Read an Excerpt
I came to consciousness slowly, my head swimming. Where was I? Dim red light, a narrow space, and the sense of walls going up high around me. I was lying naked, face down on a narrow convex black leather slab, unable to move my arms more than an inch, same with the legs. My arse was bare and felt squeezed up tight. Yes, broad leather belts were tied tightly below the cheeks, forcing them out. I felt thoroughly exposed, defenceless. But of course that was the whole idea.
I heard Michael, my CEO, going crisply through his summation of my failure to clinch the deal with the Chinese. I’d got too cocky, hadn’t done my research properly, had relied on my reputation as an infallible negotiator; in short, I needed to learn a little humility. “Humility” was Michael’s buzzword now. In the global recessionary climate we had to shed our rapacious image and come over all understanding, empathy, sensitivity, greenness, ethics – bah!
To that end I was sent on a company-sponsored “humility fostering” course. But this was no ordinary sitting round the campfire, yawning before the whiteboard type thing. It was an open secret that Michael was a sex fetishist, an inveterate lover of spanking. He’d helped design the course which was run at a secret location in the south of France. And it had been tough. I hated to be subjected to any circumstances I couldn’t control. But I’d braved it out, I’d submitted, endured everything thrown at me. Worst of all, though, was that I was beginning to enjoy the spanking, but we were closely monitored day and night, even in bed, and there was no opportunity to deal with the massive build-up of horniness accumulated in the last week. Though today was my last day – if indeed it was day; it was impossible to tell where I was on the clock.
I was getting hot. I pressed myself into the leather slab, but my bonds wouldn’t allow for any more movement. I had to stop thinking about sex. But it was impossible. I’d been surrounded by gorgeous men all week, sleek, muscled, handsome. The director, or “headmaster” of the “school” was the hottest of the lot. And what a shock he’d delivered at our first “interview”.
He was behind a clinical-looking desk, plying me with questions about my work, my past, my goals, my “attitude” – and Christ, how I hate that word. Suddenly the door had opened and a tall, unsmiling blonde, a member of “security”, had entered and stood behind my chair. This became increasingly irritating, especially as the Head was insisting on teasing out personal things from my past. So invasive that I was forced to invent. Suddenly the chair was whirled round and the guard was glaring at me.
‘That isn’t true. Liar!’
‘And how would you know, sergeant?’
Before I knew it my face was squashed against the Head’s desk, my arms forced up my back.

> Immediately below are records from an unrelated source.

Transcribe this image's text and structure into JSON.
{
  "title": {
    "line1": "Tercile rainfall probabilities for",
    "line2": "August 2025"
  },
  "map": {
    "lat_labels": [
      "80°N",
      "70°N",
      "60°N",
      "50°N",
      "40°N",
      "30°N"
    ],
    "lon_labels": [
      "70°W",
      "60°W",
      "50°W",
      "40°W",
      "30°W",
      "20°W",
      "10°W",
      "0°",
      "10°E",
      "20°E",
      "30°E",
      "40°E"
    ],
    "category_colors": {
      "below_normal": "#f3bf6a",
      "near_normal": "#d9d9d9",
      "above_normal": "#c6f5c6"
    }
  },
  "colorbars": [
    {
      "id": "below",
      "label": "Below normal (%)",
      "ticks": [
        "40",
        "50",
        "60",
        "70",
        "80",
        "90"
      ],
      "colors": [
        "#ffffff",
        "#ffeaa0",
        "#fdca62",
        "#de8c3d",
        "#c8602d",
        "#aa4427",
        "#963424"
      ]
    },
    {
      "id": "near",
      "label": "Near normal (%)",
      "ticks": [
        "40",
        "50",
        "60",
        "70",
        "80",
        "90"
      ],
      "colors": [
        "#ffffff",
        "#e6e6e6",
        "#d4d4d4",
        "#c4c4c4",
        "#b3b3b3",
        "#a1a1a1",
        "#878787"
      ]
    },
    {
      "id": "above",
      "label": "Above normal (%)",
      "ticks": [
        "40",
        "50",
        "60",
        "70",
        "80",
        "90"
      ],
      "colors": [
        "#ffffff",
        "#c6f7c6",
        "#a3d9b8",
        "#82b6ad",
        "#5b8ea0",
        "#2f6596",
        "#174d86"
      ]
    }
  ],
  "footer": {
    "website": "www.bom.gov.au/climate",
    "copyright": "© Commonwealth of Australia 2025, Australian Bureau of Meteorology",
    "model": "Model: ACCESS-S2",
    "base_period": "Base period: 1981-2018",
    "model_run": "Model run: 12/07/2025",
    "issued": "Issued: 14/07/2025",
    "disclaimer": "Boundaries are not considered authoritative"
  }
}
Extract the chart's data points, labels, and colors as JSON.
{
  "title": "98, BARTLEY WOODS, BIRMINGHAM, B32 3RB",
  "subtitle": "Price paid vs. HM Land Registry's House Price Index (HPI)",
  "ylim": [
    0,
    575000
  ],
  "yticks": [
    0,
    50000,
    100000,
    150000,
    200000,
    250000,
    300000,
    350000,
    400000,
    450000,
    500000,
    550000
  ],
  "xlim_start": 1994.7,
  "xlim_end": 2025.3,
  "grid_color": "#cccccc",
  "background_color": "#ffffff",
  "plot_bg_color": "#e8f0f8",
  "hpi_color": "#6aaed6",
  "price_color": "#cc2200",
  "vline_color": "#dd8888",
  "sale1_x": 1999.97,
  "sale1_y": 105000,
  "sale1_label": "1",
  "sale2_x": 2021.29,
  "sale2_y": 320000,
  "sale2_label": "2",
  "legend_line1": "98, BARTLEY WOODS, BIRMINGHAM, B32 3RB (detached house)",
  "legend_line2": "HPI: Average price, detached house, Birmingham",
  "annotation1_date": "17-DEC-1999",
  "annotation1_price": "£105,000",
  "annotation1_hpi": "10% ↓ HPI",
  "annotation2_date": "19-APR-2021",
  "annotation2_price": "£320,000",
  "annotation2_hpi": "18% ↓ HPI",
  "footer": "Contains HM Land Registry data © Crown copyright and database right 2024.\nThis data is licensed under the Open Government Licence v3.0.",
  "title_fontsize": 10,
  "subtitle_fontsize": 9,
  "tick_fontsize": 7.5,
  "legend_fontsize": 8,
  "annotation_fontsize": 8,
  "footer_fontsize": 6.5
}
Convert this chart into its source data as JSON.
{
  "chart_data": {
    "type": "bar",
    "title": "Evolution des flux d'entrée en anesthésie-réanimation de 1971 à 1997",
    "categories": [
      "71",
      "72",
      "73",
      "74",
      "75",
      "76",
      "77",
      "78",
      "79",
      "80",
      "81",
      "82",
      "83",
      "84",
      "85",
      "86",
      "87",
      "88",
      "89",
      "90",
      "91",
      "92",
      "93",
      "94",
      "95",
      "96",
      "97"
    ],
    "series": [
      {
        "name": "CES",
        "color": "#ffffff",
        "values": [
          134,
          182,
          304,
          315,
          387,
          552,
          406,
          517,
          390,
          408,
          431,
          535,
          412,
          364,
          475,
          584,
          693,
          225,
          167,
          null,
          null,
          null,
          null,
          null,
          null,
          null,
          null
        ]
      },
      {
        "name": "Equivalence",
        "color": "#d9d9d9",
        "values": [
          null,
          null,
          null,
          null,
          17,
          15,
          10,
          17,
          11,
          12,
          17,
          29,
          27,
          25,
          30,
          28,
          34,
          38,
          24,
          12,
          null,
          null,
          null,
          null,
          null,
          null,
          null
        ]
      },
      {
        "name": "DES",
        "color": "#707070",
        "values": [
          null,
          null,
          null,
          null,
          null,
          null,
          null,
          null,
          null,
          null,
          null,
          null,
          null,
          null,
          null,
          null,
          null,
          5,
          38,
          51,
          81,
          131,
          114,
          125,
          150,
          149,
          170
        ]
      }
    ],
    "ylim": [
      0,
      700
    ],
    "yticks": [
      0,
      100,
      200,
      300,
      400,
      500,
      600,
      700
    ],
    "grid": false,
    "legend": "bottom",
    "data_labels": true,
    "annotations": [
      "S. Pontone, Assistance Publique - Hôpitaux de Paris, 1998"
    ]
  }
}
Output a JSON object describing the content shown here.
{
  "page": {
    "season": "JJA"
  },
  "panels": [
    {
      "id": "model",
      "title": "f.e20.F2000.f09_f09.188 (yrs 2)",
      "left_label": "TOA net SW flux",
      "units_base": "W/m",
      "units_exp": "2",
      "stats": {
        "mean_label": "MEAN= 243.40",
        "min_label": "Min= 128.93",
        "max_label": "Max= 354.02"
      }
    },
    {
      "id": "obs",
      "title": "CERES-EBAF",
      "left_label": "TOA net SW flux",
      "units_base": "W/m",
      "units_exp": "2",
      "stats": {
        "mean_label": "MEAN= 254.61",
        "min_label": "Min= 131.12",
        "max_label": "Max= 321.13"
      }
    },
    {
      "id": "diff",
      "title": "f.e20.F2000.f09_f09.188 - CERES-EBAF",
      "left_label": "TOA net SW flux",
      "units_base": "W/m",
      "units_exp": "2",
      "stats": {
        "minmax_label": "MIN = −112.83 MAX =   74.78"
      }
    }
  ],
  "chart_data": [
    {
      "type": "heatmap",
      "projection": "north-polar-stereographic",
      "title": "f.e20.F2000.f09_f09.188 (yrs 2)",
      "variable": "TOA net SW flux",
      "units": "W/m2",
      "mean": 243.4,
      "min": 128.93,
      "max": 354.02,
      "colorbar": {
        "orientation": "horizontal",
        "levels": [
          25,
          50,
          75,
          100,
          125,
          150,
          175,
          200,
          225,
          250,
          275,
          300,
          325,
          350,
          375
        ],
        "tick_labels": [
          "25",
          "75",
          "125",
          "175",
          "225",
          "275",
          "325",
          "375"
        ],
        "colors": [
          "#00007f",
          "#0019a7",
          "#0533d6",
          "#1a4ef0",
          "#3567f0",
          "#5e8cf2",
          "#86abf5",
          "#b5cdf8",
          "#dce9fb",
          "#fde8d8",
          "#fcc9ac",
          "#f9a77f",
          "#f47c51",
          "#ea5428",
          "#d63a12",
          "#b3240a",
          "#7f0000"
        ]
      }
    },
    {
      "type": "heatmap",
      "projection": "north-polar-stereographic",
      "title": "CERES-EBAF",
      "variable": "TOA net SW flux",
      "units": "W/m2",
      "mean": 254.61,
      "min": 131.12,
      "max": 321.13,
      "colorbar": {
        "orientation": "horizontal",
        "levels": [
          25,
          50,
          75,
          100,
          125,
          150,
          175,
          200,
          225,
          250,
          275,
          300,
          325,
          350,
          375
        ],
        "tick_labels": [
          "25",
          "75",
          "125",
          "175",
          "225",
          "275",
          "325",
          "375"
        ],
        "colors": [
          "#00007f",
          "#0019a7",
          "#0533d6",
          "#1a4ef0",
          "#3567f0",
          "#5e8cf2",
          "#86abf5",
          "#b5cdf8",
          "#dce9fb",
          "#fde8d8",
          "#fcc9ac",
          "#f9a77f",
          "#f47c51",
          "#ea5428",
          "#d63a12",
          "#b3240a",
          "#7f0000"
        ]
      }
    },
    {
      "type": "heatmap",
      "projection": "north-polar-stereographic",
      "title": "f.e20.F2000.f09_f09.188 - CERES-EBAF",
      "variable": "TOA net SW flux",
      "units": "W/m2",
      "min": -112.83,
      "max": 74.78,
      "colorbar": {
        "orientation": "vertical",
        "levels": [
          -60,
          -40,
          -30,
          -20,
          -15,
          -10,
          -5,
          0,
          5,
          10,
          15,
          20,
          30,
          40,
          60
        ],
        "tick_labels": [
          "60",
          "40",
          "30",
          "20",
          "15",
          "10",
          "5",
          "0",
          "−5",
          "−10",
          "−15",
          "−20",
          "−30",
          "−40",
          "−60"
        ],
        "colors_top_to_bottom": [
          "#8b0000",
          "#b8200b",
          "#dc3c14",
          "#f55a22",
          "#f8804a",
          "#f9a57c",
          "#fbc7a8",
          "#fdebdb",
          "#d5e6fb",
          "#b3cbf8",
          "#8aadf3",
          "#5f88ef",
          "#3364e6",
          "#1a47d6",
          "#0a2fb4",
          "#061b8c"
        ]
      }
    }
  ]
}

‘Liar! We don’t like liars here!’
Skirt and panties were pulled down with one hand while her foot spread my legs. The Head spoke.
‘Before we proceed I’m obliged to remind you that you’re free to leave the school at any moment. You understand?’
I understood. I’ll get you for this, Michael, I promised myself grimly. If I left the course I’d lose my position at the company. I couldn’t let that happen.